GPA <- read.table("./data/CH01PR19.txt")
GPA %>%
rename(Y = "V1", X1 = "V2") -> GPA
# Suppose that the first 10 students chose their major when they applied.
GPA %>%
mutate(X2 = 0) -> GPA
GPA$X2[1:10] = 1
head(GPA)
lm.fit <- lm(Y ~ X1 + X2, data = GPA)
summary(lm.fit)
##
## Call:
## lm(formula = Y ~ X1 + X2, data = GPA)
##
## Residuals:
## Min 1Q Median 3Q Max
## -2.81035 -0.33271 0.02987 0.44702 1.15523
##
## Coefficients:
## Estimate Std. Error t value Pr(>|t|)
## (Intercept) 2.11062 0.32220 6.551 1.6e-09 ***
## X1 0.03871 0.01282 3.018 0.00312 **
## X2 0.07728 0.20663 0.374 0.70910
## ---
## Signif. codes: 0 '***' 0.001 '**' 0.01 '*' 0.05 '.' 0.1 ' ' 1
##
## Residual standard error: 0.6254 on 117 degrees of freedom
## Multiple R-squared: 0.07373, Adjusted R-squared: 0.05789
## F-statistic: 4.656 on 2 and 117 DF, p-value: 0.01133
\[ \hat{Y} = 2.11062 + 2.11062X_1 + 0.07728X_2 \]

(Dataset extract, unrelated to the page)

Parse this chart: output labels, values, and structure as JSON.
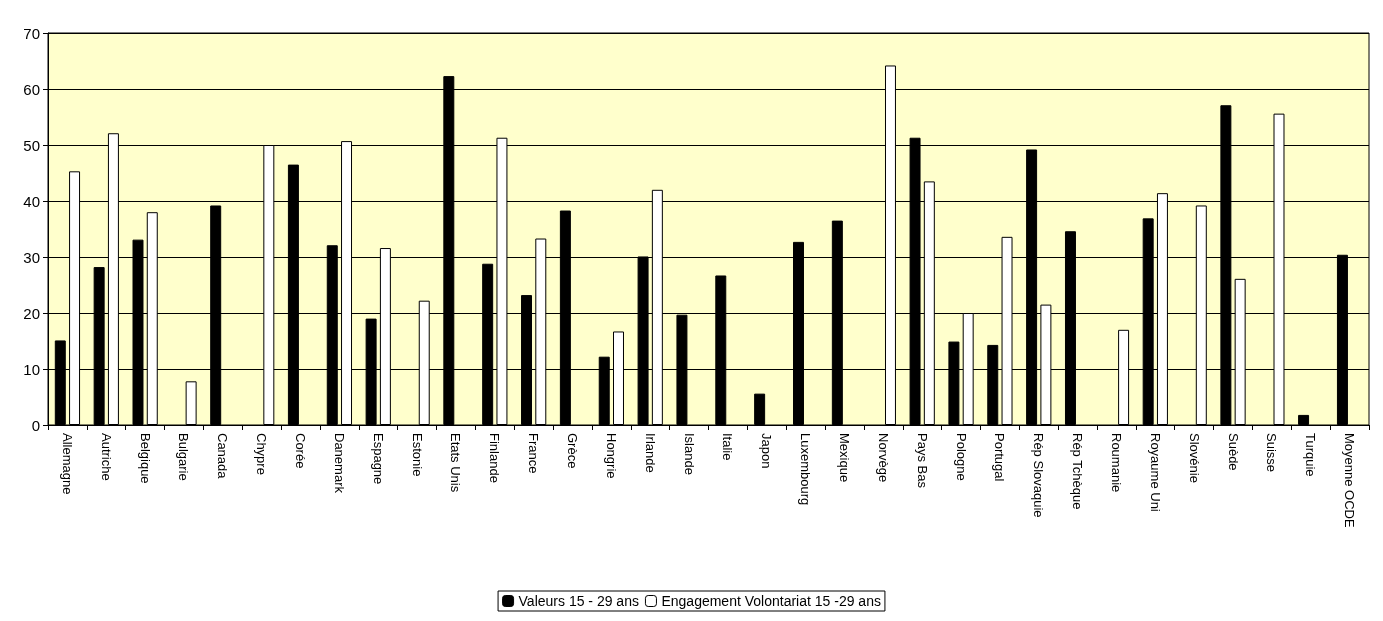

Significance of the whole model is tested by H0 : \(\beta_2 = 0\) vs H1 : \(\beta_2 \neq 0\). With a large p-value 0.7091 and a small test statistic F = 0.1399, we fail to reject the null hypothesis, meaning that we have no evidence to conclude that X2 is significant so X2 may be remove from the model.

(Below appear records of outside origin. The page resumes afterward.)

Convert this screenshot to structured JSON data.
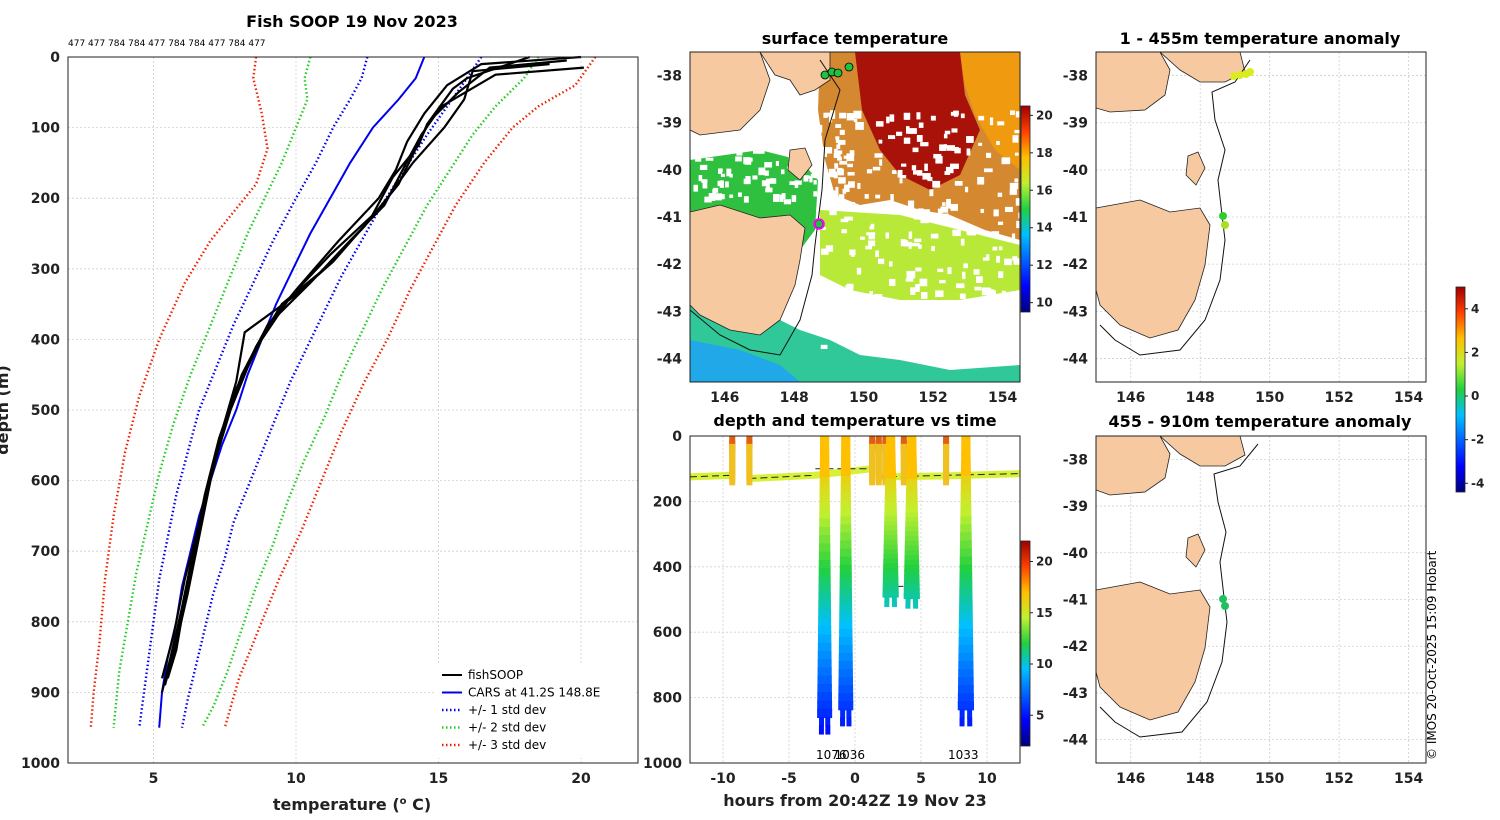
{
  "chart_data": [
    {
      "type": "line",
      "id": "profile",
      "title": "Fish SOOP 19 Nov 2023",
      "top_annotation": "477 477 784 784 477 784 784 477 784 477",
      "xlabel": "temperature (",
      "xlabel_sup": "o",
      "xlabel_end": " C)",
      "ylabel": "depth (m)",
      "xlim": [
        2,
        22
      ],
      "ylim": [
        1000,
        0
      ],
      "xticks": [
        5,
        10,
        15,
        20
      ],
      "yticks": [
        0,
        100,
        200,
        300,
        400,
        500,
        600,
        700,
        800,
        900,
        1000
      ],
      "legend": [
        {
          "label": "fishSOOP",
          "color": "#000000",
          "dash": "solid"
        },
        {
          "label": "CARS at 41.2S 148.8E",
          "color": "#0000ee",
          "dash": "solid"
        },
        {
          "label": "+/- 1 std dev",
          "color": "#0000ee",
          "dash": "dot"
        },
        {
          "label": "+/- 2 std dev",
          "color": "#22cc22",
          "dash": "dot"
        },
        {
          "label": "+/- 3 std dev",
          "color": "#ee2200",
          "dash": "dot"
        }
      ],
      "series": [
        {
          "name": "CARS",
          "color": "#0000ee",
          "dash": "solid",
          "points": [
            [
              14.5,
              0
            ],
            [
              14.2,
              30
            ],
            [
              13.6,
              60
            ],
            [
              12.7,
              100
            ],
            [
              11.9,
              150
            ],
            [
              11.2,
              200
            ],
            [
              10.5,
              250
            ],
            [
              9.9,
              300
            ],
            [
              9.3,
              350
            ],
            [
              8.8,
              400
            ],
            [
              8.3,
              450
            ],
            [
              7.9,
              500
            ],
            [
              7.4,
              550
            ],
            [
              7.0,
              600
            ],
            [
              6.6,
              650
            ],
            [
              6.3,
              700
            ],
            [
              6.0,
              750
            ],
            [
              5.8,
              800
            ],
            [
              5.5,
              850
            ],
            [
              5.3,
              900
            ],
            [
              5.2,
              950
            ]
          ]
        },
        {
          "name": "+1 std",
          "color": "#0000ee",
          "dash": "dot",
          "points": [
            [
              16.5,
              0
            ],
            [
              16.0,
              30
            ],
            [
              15.3,
              70
            ],
            [
              14.6,
              110
            ],
            [
              13.8,
              160
            ],
            [
              13.0,
              210
            ],
            [
              12.3,
              260
            ],
            [
              11.6,
              310
            ],
            [
              11.0,
              360
            ],
            [
              10.4,
              410
            ],
            [
              9.8,
              460
            ],
            [
              9.3,
              510
            ],
            [
              8.8,
              560
            ],
            [
              8.3,
              610
            ],
            [
              7.8,
              660
            ],
            [
              7.5,
              710
            ],
            [
              7.1,
              760
            ],
            [
              6.8,
              810
            ],
            [
              6.5,
              860
            ],
            [
              6.2,
              910
            ],
            [
              6.0,
              950
            ]
          ]
        },
        {
          "name": "-1 std",
          "color": "#0000ee",
          "dash": "dot",
          "points": [
            [
              12.5,
              0
            ],
            [
              12.3,
              30
            ],
            [
              11.9,
              60
            ],
            [
              11.3,
              100
            ],
            [
              10.7,
              150
            ],
            [
              10.0,
              200
            ],
            [
              9.2,
              260
            ],
            [
              8.5,
              320
            ],
            [
              7.8,
              380
            ],
            [
              7.2,
              440
            ],
            [
              6.6,
              500
            ],
            [
              6.2,
              560
            ],
            [
              5.8,
              620
            ],
            [
              5.5,
              680
            ],
            [
              5.2,
              740
            ],
            [
              5.0,
              800
            ],
            [
              4.8,
              860
            ],
            [
              4.6,
              920
            ],
            [
              4.5,
              950
            ]
          ]
        },
        {
          "name": "+2 std",
          "color": "#22cc22",
          "dash": "dot",
          "points": [
            [
              18.5,
              0
            ],
            [
              18.0,
              30
            ],
            [
              17.0,
              70
            ],
            [
              16.2,
              110
            ],
            [
              15.4,
              160
            ],
            [
              14.6,
              210
            ],
            [
              13.8,
              270
            ],
            [
              13.0,
              330
            ],
            [
              12.3,
              390
            ],
            [
              11.6,
              450
            ],
            [
              11.0,
              510
            ],
            [
              10.3,
              570
            ],
            [
              9.7,
              630
            ],
            [
              9.2,
              690
            ],
            [
              8.6,
              750
            ],
            [
              8.1,
              810
            ],
            [
              7.6,
              870
            ],
            [
              7.1,
              920
            ],
            [
              6.7,
              950
            ]
          ]
        },
        {
          "name": "-2 std",
          "color": "#22cc22",
          "dash": "dot",
          "points": [
            [
              10.5,
              0
            ],
            [
              10.3,
              30
            ],
            [
              10.4,
              60
            ],
            [
              10.0,
              100
            ],
            [
              9.5,
              150
            ],
            [
              8.9,
              200
            ],
            [
              8.3,
              250
            ],
            [
              7.7,
              310
            ],
            [
              7.0,
              380
            ],
            [
              6.3,
              450
            ],
            [
              5.7,
              520
            ],
            [
              5.2,
              590
            ],
            [
              4.8,
              660
            ],
            [
              4.4,
              730
            ],
            [
              4.1,
              800
            ],
            [
              3.8,
              870
            ],
            [
              3.6,
              950
            ]
          ]
        },
        {
          "name": "+3 std",
          "color": "#ee2200",
          "dash": "dot",
          "points": [
            [
              20.5,
              0
            ],
            [
              19.8,
              40
            ],
            [
              18.5,
              70
            ],
            [
              17.6,
              100
            ],
            [
              16.6,
              150
            ],
            [
              15.6,
              210
            ],
            [
              14.8,
              270
            ],
            [
              14.0,
              330
            ],
            [
              13.2,
              400
            ],
            [
              12.4,
              460
            ],
            [
              11.6,
              530
            ],
            [
              10.9,
              600
            ],
            [
              10.2,
              670
            ],
            [
              9.4,
              740
            ],
            [
              8.7,
              810
            ],
            [
              8.0,
              880
            ],
            [
              7.5,
              950
            ]
          ]
        },
        {
          "name": "-3 std",
          "color": "#ee2200",
          "dash": "dot",
          "points": [
            [
              8.6,
              0
            ],
            [
              8.5,
              30
            ],
            [
              8.8,
              80
            ],
            [
              9.0,
              130
            ],
            [
              8.6,
              180
            ],
            [
              7.8,
              220
            ],
            [
              7.0,
              260
            ],
            [
              6.1,
              320
            ],
            [
              5.2,
              400
            ],
            [
              4.5,
              480
            ],
            [
              4.0,
              560
            ],
            [
              3.6,
              650
            ],
            [
              3.3,
              740
            ],
            [
              3.1,
              830
            ],
            [
              2.9,
              900
            ],
            [
              2.8,
              950
            ]
          ]
        }
      ],
      "profiles": [
        [
          [
            20,
            0
          ],
          [
            16.5,
            10
          ],
          [
            15.3,
            40
          ],
          [
            14.5,
            80
          ],
          [
            13.9,
            120
          ],
          [
            13.5,
            160
          ],
          [
            12.9,
            200
          ],
          [
            11.5,
            260
          ],
          [
            10.0,
            330
          ],
          [
            9.0,
            380
          ],
          [
            8.1,
            450
          ],
          [
            7.5,
            520
          ],
          [
            7.0,
            600
          ],
          [
            6.6,
            680
          ],
          [
            6.2,
            760
          ],
          [
            5.8,
            830
          ],
          [
            5.4,
            890
          ]
        ],
        [
          [
            19.5,
            5
          ],
          [
            16.8,
            15
          ],
          [
            15.7,
            50
          ],
          [
            14.7,
            90
          ],
          [
            14.2,
            130
          ],
          [
            13.6,
            180
          ],
          [
            12.8,
            220
          ],
          [
            11.2,
            280
          ],
          [
            9.8,
            340
          ],
          [
            8.8,
            400
          ],
          [
            7.9,
            470
          ],
          [
            7.3,
            540
          ],
          [
            6.8,
            620
          ],
          [
            6.4,
            700
          ],
          [
            6.0,
            780
          ],
          [
            5.6,
            850
          ],
          [
            5.3,
            900
          ]
        ],
        [
          [
            18.9,
            10
          ],
          [
            16.2,
            20
          ],
          [
            15.9,
            60
          ],
          [
            15.2,
            100
          ],
          [
            14.1,
            150
          ],
          [
            13.2,
            200
          ],
          [
            12.4,
            240
          ],
          [
            11.0,
            300
          ],
          [
            9.5,
            350
          ],
          [
            8.6,
            410
          ],
          [
            7.8,
            480
          ],
          [
            7.2,
            560
          ],
          [
            6.7,
            640
          ],
          [
            6.3,
            720
          ],
          [
            5.9,
            800
          ],
          [
            5.5,
            870
          ]
        ],
        [
          [
            20.1,
            15
          ],
          [
            17.0,
            25
          ],
          [
            15.1,
            70
          ],
          [
            14.4,
            110
          ],
          [
            14.0,
            140
          ],
          [
            13.1,
            210
          ],
          [
            11.9,
            260
          ],
          [
            10.5,
            320
          ],
          [
            9.0,
            380
          ],
          [
            8.3,
            440
          ],
          [
            7.7,
            500
          ],
          [
            7.1,
            580
          ],
          [
            6.6,
            660
          ],
          [
            6.1,
            740
          ],
          [
            5.7,
            820
          ],
          [
            5.3,
            880
          ]
        ],
        [
          [
            18.2,
            0
          ],
          [
            16.0,
            30
          ],
          [
            15.5,
            45
          ],
          [
            14.6,
            95
          ],
          [
            14.3,
            125
          ],
          [
            13.4,
            170
          ],
          [
            12.6,
            230
          ],
          [
            11.3,
            290
          ],
          [
            9.9,
            340
          ],
          [
            8.2,
            390
          ],
          [
            7.9,
            460
          ],
          [
            7.4,
            530
          ],
          [
            6.9,
            610
          ],
          [
            6.5,
            690
          ],
          [
            6.1,
            770
          ],
          [
            5.8,
            840
          ],
          [
            5.5,
            880
          ]
        ]
      ]
    },
    {
      "type": "heatmap",
      "id": "sst_map",
      "title": "surface temperature",
      "xlim": [
        145,
        154.5
      ],
      "ylim": [
        -44.5,
        -37.5
      ],
      "xticks": [
        146,
        148,
        150,
        152,
        154
      ],
      "yticks": [
        -38,
        -39,
        -40,
        -41,
        -42,
        -43,
        -44
      ],
      "colorbar_ticks": [
        10,
        12,
        14,
        16,
        18,
        20
      ],
      "colorbar_range": [
        9.5,
        20.5
      ]
    },
    {
      "type": "scatter",
      "id": "time_depth",
      "title": "depth and temperature vs time",
      "xlabel": "hours from 20:42Z 19 Nov 23",
      "xlim": [
        -12.5,
        12.5
      ],
      "ylim": [
        1000,
        0
      ],
      "xticks": [
        -10,
        -5,
        0,
        5,
        10
      ],
      "yticks": [
        0,
        200,
        400,
        600,
        800,
        1000
      ],
      "colorbar_ticks": [
        5,
        10,
        15,
        20
      ],
      "colorbar_range": [
        2,
        22
      ],
      "dive_labels": [
        {
          "hour": -1.8,
          "text": "1076"
        },
        {
          "hour": -0.4,
          "text": "1036"
        },
        {
          "hour": 8.2,
          "text": "1033"
        }
      ],
      "dives": [
        {
          "hour": -2.3,
          "max_depth": 910
        },
        {
          "hour": -0.7,
          "max_depth": 885
        },
        {
          "hour": 2.7,
          "max_depth": 520
        },
        {
          "hour": 4.3,
          "max_depth": 525
        },
        {
          "hour": 8.4,
          "max_depth": 885
        }
      ]
    },
    {
      "type": "scatter",
      "id": "anom_top",
      "title": "1 - 455m temperature anomaly",
      "xlim": [
        145,
        154.5
      ],
      "ylim": [
        -44.5,
        -37.5
      ],
      "xticks": [
        146,
        148,
        150,
        152,
        154
      ],
      "yticks": [
        -38,
        -39,
        -40,
        -41,
        -42,
        -43,
        -44
      ]
    },
    {
      "type": "scatter",
      "id": "anom_bottom",
      "title": "455 - 910m temperature anomaly",
      "xlim": [
        145,
        154.5
      ],
      "ylim": [
        -44.5,
        -37.5
      ],
      "xticks": [
        146,
        148,
        150,
        152,
        154
      ],
      "yticks": [
        -38,
        -39,
        -40,
        -41,
        -42,
        -43,
        -44
      ]
    },
    {
      "type": "colorbar",
      "id": "anom_colorbar",
      "range": [
        -4.4,
        5
      ],
      "ticks": [
        4,
        2,
        0,
        -2,
        -4
      ]
    }
  ],
  "credit": "© IMOS 20-Oct-2025 15:09 Hobart"
}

lm.fit.dropedX2 <- lm(Y ~ X1, data = GPA)
anova(lm.fit, lm.fit.dropedX2)
# interaction term
lm.fit.interaction <- lm(Y ~ X1 * X2, data = GPA)
summary(lm.fit.interaction)
##
## Call:
## lm(formula = Y ~ X1 * X2, data = GPA)
##
## Residuals:
## Min 1Q Median 3Q Max
## -2.47832 -0.31337 0.04355 0.45001 1.07374
##
## Coefficients:
## Estimate Std. Error t value Pr(>|t|)
## (Intercept) 1.83364 0.33492 5.475 2.57e-07 ***
## X1 0.04992 0.01336 3.738 0.00029 ***
## X2 2.49114 1.00135 2.488 0.01428 *
## X1:X2 -0.09635 0.03915 -2.461 0.01531 *
## ---
## Signif. codes: 0 '***' 0.001 '**' 0.01 '*' 0.05 '.' 0.1 ' ' 1
##
## Residual standard error: 0.6123 on 116 degrees of freedom
## Multiple R-squared: 0.1197, Adjusted R-squared: 0.09694
## F-statistic: 5.258 on 3 and 116 DF, p-value: 0.001947
\[ \hat{Y} = 1.83364 + 0.04992X_1 + 2.49114X_2 - 0.09635X_1X_2 \]
X2 = 1 is the student has indicated a major at the time of application, otherwise X2 is 0. The estimated value of \(\beta3\) is -0.09635, indicating that there is a expected difference value on GPA between the students in these two groups (whether they have indicated a major or not).